Queensland bancassurer Suncorp has lost two of its most senior technologists in quick succession, with highly regarded group chief information officer Sarah Harland headed for the door along with banking and wealth technology head Sharmilia Tsourdalakis.

Suncorp on Friday told investors that Harland will leave the multi-brand institution after four years late this month with Darren Abbruzzese, Suncorp’s head of Digital, Labs & Insurance Technology becoming acting chief information officer while a replacement is sought.

Harland’s departure comes as Suncorp continues to try and get its various brands onto a more standardised stack to rein-in disparities across technologies that can naturally proliferate without some sort of centralised guidance.

The institution is widely regarded as one of the more challenging environments to execute a cohesive tech strategy in because the semi-autonomous multi-brand structure means change needs to be championed repeatedly across business units.

The technology challenges Suncorp’s senior management have experienced finding ways to overcome its multi-brand structure have been on public display in recent years with former CEO Michael Cameron’s API-based ‘marketplace’ strategy conspicuously paused when he left.

That project’s leader, high profile executive Pip Marlow – who is now head of Salesforce in Australia and was previously Microsoft’s country chief here – also left as the marketplace was put on ice.

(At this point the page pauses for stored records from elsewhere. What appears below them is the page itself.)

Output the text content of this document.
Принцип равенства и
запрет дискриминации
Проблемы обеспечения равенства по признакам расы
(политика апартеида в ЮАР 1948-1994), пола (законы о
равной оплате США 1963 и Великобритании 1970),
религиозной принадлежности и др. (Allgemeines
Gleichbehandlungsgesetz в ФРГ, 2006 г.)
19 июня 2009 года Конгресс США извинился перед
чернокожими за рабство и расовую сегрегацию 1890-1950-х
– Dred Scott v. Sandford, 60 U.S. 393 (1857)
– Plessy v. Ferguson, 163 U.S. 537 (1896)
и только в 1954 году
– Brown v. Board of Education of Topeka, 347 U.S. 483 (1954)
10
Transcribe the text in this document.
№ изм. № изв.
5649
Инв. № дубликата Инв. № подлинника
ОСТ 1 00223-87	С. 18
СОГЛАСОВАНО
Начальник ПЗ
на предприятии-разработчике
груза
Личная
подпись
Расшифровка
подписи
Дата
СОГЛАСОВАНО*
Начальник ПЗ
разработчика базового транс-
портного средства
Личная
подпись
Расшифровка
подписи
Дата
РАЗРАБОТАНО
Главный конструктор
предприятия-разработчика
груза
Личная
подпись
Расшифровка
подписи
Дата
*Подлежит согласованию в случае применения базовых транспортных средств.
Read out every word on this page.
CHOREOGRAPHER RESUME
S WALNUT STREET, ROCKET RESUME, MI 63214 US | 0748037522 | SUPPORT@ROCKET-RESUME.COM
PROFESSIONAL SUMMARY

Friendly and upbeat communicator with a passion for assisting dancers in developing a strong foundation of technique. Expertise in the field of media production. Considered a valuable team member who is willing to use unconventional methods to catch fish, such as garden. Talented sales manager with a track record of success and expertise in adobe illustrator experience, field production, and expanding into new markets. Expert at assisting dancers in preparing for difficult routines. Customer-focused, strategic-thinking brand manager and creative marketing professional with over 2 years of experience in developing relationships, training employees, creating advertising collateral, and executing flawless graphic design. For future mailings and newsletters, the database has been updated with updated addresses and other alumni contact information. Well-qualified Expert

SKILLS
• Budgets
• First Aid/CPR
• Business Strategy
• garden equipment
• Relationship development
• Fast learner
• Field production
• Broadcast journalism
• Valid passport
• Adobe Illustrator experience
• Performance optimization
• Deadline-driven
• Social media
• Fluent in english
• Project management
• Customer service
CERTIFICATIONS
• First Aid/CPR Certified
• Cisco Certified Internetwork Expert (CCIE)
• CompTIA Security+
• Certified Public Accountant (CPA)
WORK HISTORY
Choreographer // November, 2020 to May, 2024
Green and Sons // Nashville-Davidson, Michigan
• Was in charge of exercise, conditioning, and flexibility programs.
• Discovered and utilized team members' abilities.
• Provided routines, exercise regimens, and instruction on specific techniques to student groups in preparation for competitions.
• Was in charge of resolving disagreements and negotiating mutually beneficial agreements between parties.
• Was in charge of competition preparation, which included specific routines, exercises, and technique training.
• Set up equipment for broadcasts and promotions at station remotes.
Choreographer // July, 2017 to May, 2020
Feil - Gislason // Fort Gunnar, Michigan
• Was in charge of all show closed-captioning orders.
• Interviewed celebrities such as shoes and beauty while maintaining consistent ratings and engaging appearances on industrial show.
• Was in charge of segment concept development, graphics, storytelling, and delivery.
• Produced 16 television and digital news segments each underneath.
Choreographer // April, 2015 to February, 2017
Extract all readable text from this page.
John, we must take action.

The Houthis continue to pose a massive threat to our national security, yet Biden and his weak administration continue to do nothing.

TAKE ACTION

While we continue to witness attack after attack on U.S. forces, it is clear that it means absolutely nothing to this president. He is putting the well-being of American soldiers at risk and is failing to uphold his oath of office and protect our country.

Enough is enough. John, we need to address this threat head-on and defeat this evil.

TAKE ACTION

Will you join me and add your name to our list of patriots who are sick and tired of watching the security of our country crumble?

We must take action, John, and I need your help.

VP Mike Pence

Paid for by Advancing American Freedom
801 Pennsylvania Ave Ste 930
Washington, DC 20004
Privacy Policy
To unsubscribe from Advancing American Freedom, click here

However the challenges of that project pale in comparison to Suncorp’s still moribund Oracle core banking replacement, dubbed ignite, that has copped criticism from not one but two chief executives.

With Suncorp’s bank tech chief Tsourdalakis now leaving the bank for Stockland, the institution will must find not one but two senior people to wrestle back control of the hobbled project that was slated to cost around $300 million.

It is understood the decision to go to Oracle for a new core preceded both Harland and Tsourdalakis.

In a remarkable coincidence of timing, the announcement of Harland’s departure comes within 24 hours of the CBA confirming that Matt Pancino was leaving that institution as chief technology officer.

Harland replaced Pancino as CIO when he left for the Commonwealth Bank of Australia.

Suncorp’s CEO Steve Johnston paid tribute to Harland’s achievements in a statement released to the ASX.

“Ms Harland has made a significant contribution in strengthening Suncorp’s technology and led Suncorp’s digital transformation over the past three years, including the development of the award-winning Suncorp App that brings together transactional banking, insurance, and rewards for our customers,” Johnston said.

“Sarah has also driven the development of Suncorp’s leading API layer, which gives the group great flexibility as we adapt to rapidly changing customer and community expectations.”

However it will not be lost on investors that the errant Oracle project will hardly be an attractive enticement for new tech talent, or that the Suncorp has lost it’s three most senior tech leaders – all women – in fairly short succession.

While the optics might be poor, a source at a rival institution said this was more a reflection of Suncorp actively hiring talented women into its technology ranks and those women then taking up more senior roles elsewhere.

The big question now is whether Suncorp will devolve the management of technology back to its various brands.

With capital markets now in meltdown, retaining the option to quickly spin brands out without dependence on centralised infrastructure could be starting to look very appealing.